The six-organism decomposition above targets L1 PBS as the reference. Two specializations are anticipated and accommodated without changing the organism count:

  • L2 rollup with centralized sequencer. relay is replaced by a relay configuration that ships headers to a single sequencer endpoint rather than a validator set. The organism identity and public surface are unchanged; only the external endpoint changes. Integrators see the same Relay::<Header>::watch surface.
  • L2 rollup with decentralized sequencer. Same as L1 PBS except the proposer set is the sequencer set. relay’s state machine needs to understand the sequencer’s handoff protocol, which is an organism-internal concern.

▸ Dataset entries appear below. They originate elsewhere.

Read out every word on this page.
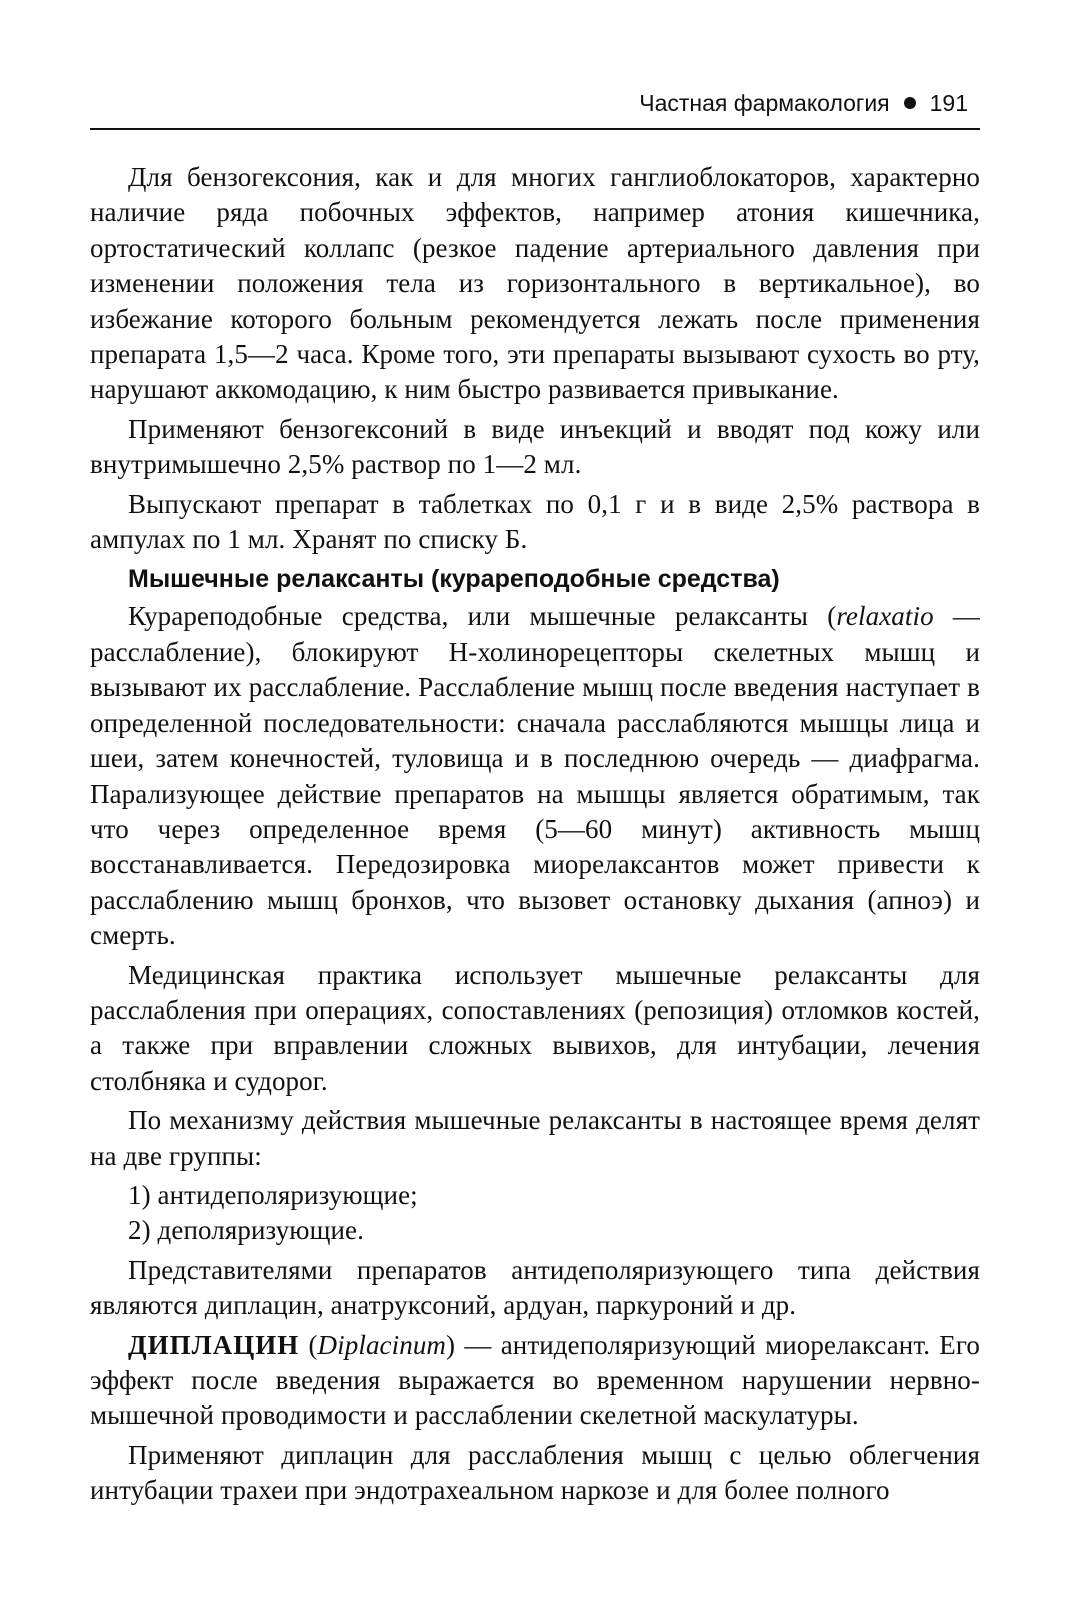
Частная фармакология 191

Для бензогексония, как и для многих ганглиоблокаторов, характерно наличие ряда побочных эффектов, например атония кишечника, ортостатический коллапс (резкое падение артериального давления при изменении положения тела из горизонтального в вертикальное), во избежание которого больным рекомендуется лежать после применения препарата 1,5—2 часа. Кроме того, эти препараты вызывают сухость во рту, нарушают аккомодацию, к ним быстро развивается привыкание.

Применяют бензогексоний в виде инъекций и вводят под кожу или внутримышечно 2,5% раствор по 1—2 мл.

Выпускают препарат в таблетках по 0,1 г и в виде 2,5% раствора в ампулах по 1 мл. Хранят по списку Б.

Мышечные релаксанты (курареподобные средства)

Курареподобные средства, или мышечные релаксанты (relaxatio — расслабление), блокируют Н-холинорецепторы скелетных мышц и вызывают их расслабление. Расслабление мышц после введения наступает в определенной последовательности: сначала расслабляются мышцы лица и шеи, затем конечностей, туловища и в последнюю очередь — диафрагма. Парализующее действие препаратов на мышцы является обратимым, так что через определенное время (5—60 минут) активность мышц восстанавливается. Передозировка миорелаксантов может привести к расслаблению мышц бронхов, что вызовет остановку дыхания (апноэ) и смерть.

Медицинская практика использует мышечные релаксанты для расслабления при операциях, сопоставлениях (репозиция) отломков костей, а также при вправлении сложных вывихов, для интубации, лечения столбняка и судорог.

По механизму действия мышечные релаксанты в настоящее время делят на две группы:

1) антидеполяризующие;

2) деполяризующие.

Представителями препаратов антидеполяризующего типа действия являются диплацин, анатруксоний, ардуан, паркуроний и др.

ДИПЛАЦИН (Diplacinum) — антидеполяризующий миорелаксант. Его эффект после введения выражается во временном нарушении нервно-мышечной проводимости и расслаблении скелетной маскулатуры.

Применяют диплацин для расслабления мышц с целью облегчения интубации трахеи при эндотрахеальном наркозе и для более полного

See Cross-lattice coordination for the cross- chain cases (bundles spanning an L1 and an L2, L2-to-L2 intent routing).

Internal plumbing (optional derived private networks)

Same pattern zipnet established: the public surface lives on UNIVERSE; high-churn internal plumbing may move to a derived private network keyed off the organism’s root.

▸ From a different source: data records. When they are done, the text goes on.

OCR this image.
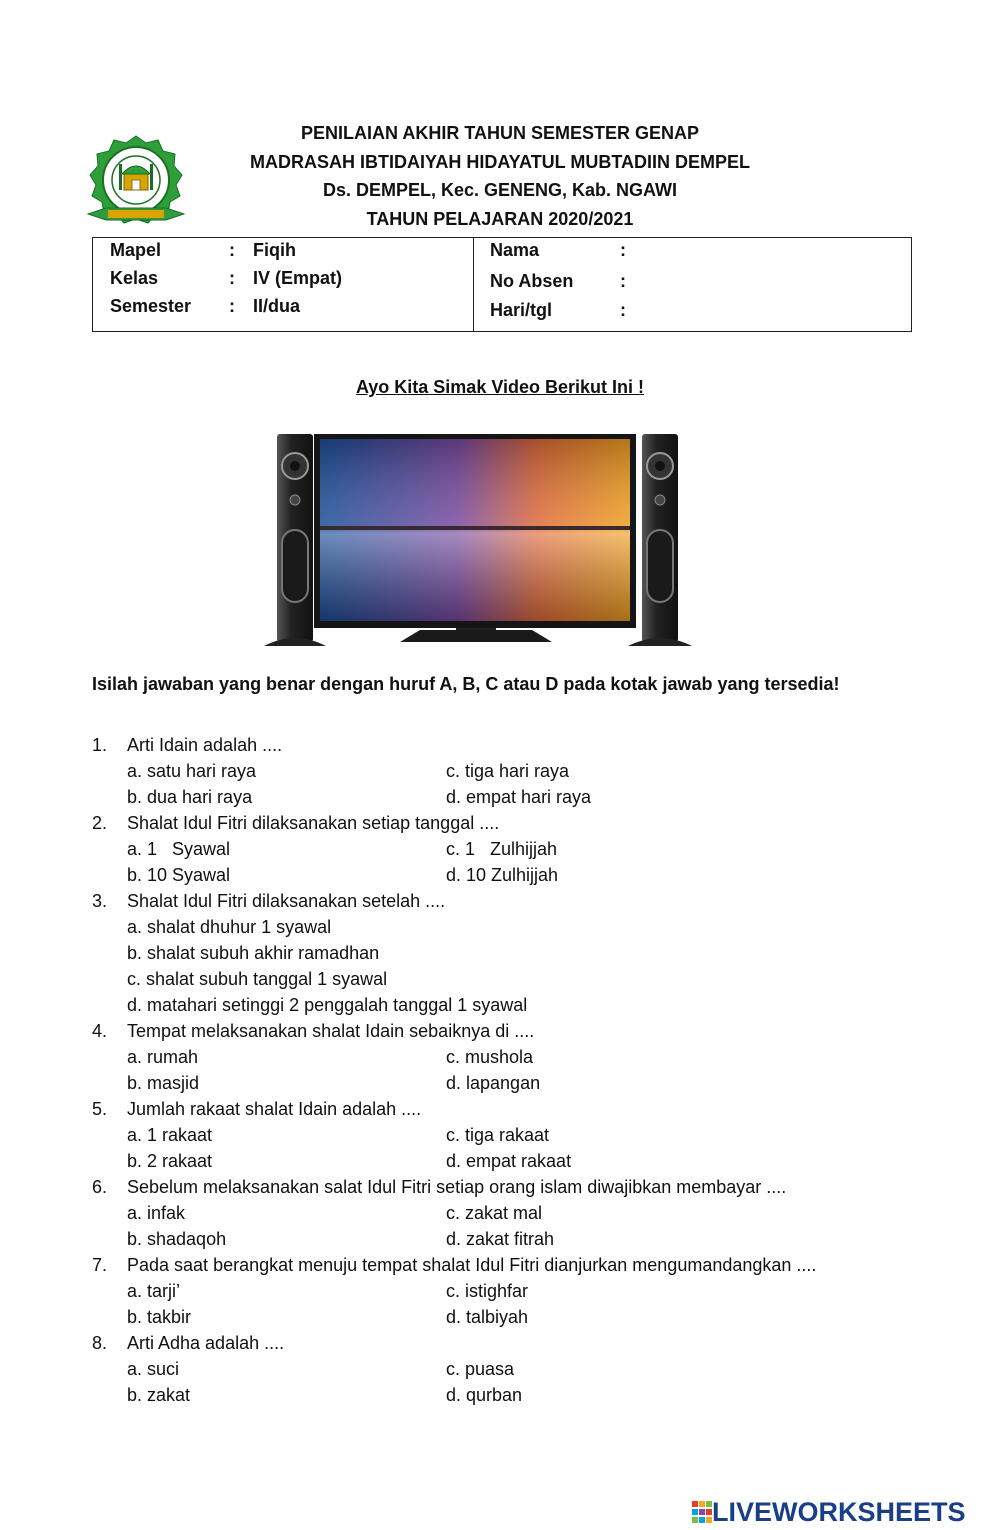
PENILAIAN AKHIR TAHUN SEMESTER GENAP
MADRASAH IBTIDAIYAH HIDAYATUL MUBTADIIN DEMPEL
Ds. DEMPEL, Kec. GENENG, Kab. NGAWI
TAHUN PELAJARAN 2020/2021
Mapel	: Fiqih
Kelas	: IV (Empat)
Semester : II/dua
Nama	:
No Absen	:
Hari/tgl	:
Ayo Kita Simak Video Berikut Ini !
Isilah jawaban yang benar dengan huruf A, B, C atau D pada kotak jawab yang tersedia!
1. Arti Idain adalah ....
a. satu hari raya	c. tiga hari raya
b. dua hari raya	d. empat hari raya
2. Shalat Idul Fitri dilaksanakan setiap tanggal ....
a. 1   Syawal	c. 1   Zulhijjah
b. 10 Syawal	d. 10 Zulhijjah
3. Shalat Idul Fitri dilaksanakan setelah ....
a. shalat dhuhur 1 syawal
b. shalat subuh akhir ramadhan
c. shalat subuh tanggal 1 syawal
d. matahari setinggi 2 penggalah tanggal 1 syawal
4. Tempat melaksanakan shalat Idain sebaiknya di ....
a. rumah	c. mushola
b. masjid	d. lapangan
5. Jumlah rakaat shalat Idain adalah ....
a. 1 rakaat	c. tiga rakaat
b. 2 rakaat	d. empat rakaat
6. Sebelum melaksanakan salat Idul Fitri setiap orang islam diwajibkan membayar ....
a. infak	c. zakat mal
b. shadaqoh	d. zakat fitrah
7. Pada saat berangkat menuju tempat shalat Idul Fitri dianjurkan mengumandangkan ....
a. tarji’	c. istighfar
b. takbir	d. talbiyah
8. Arti Adha adalah ....
a. suci	c. puasa
b. zakat	d. qurban
LIVEWORKSHEETS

Candidates for derived private networks in v1:

  • unseal’s share gossip. Threshold-decryption shares per slot are a high-frequency internal channel; the UnsealedPool on UNIVERSE is the public result.
  • atelier’s bundle-simulation chatter. Candidate block simulation traffic between committee members.
  • relay’s proposer-side socket pool. Per-slot long-poll connections the relay maintains with proposer endpoints.

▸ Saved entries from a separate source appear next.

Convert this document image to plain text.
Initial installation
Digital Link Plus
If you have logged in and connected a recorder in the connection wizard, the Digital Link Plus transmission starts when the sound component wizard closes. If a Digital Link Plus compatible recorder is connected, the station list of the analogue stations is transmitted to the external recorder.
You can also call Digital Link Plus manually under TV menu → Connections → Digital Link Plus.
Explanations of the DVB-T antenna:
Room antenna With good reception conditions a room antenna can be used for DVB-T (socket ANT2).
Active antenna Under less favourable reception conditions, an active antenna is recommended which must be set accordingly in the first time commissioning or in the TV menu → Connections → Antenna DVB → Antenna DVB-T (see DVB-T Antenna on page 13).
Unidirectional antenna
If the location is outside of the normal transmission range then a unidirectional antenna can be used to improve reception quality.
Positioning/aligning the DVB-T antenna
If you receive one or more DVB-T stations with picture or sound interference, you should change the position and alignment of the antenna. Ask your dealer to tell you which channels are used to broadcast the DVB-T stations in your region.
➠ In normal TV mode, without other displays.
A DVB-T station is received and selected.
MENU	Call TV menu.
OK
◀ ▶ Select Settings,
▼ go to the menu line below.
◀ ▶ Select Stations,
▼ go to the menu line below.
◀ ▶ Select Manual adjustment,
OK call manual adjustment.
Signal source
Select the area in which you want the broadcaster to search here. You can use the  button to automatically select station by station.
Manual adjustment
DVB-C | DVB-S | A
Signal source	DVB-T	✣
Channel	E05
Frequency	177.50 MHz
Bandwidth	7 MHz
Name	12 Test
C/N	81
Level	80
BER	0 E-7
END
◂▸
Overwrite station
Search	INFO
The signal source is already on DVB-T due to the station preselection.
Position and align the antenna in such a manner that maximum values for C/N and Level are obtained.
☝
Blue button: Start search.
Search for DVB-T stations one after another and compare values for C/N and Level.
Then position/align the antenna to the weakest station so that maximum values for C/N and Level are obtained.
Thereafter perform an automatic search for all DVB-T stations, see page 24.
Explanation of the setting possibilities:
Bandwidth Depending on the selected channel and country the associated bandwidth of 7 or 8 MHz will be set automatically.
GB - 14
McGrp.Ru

Committee Groups themselves stay on UNIVERSE. Bridging a Group’s backing state across networks is worse than the catalog noise; the zipnet design-intro argument applies unchanged.

Identity under operator handover

A lattice’s instance name is an operator-level identity that outlives specific organism parameter choices. An operator who wants to retune atelier‘s block-template schema retires the existing atelier deployment and stands up a new one under the same lattice name. Integrators compile against the lattice’s new atelier::Config, not against a new lattice name — provided the other five organisms’ configs are unchanged.

If the lattice operator wants to hand over to a new operator, the new operator either:

  • Keeps the LatticeConfig byte-for-byte and rotates secrets in place — an operator-level rotation, not a version bump.
  • Or stands up a new lattice under a new instance name (ethereum.mainnet-v2), and integrators migrate over time.

See operators/rotations-and-upgrades.md.

Concrete sizing for a Phase 1 lattice

Order-of-magnitude targets for a lattice at slot cadence (12s on L1, 2s on an L2):

OrganismCommittee members (v1)Stream bytes/slotBond count per node
zipnet3–7 servers + 1 agg~16 KiBmember-to-member
unseal3–7 members~a few KiBmember-to-member
offer3–5 membersO(N_bundles) × bid sizemember + searchers
atelier3–7 members (TDX)O(block body)member + co-builder
relay3–5 membersO(header + bid)member + proposer
tally3–5 membersO(num_attributions)member + consumers

“v1” here means the Phase 1 shape. Phase 2 adds more committee members to atelier as co-builders onboard; Phase 3 elasticises the committee sets via mosaik’s peer discovery without changing the ACL. See Roadmap.

What this chapter deliberately does not cover

  • Per-organism state machines. Each organism owns its own spec. See organisms.md and the organism’s own contributors/ pages when the crates land.
  • Wire formats. Same.
  • Chain-specific transaction encoding. The lattice is chain- parameterised but organism internals are chain-generic. Chain-specific pieces (EIP-2718 vs OP-stack sequencer envelopes, etc.) are organism Config parameters, not new organisms.
  • TDX image builds. Deferred to the operator-side runbook.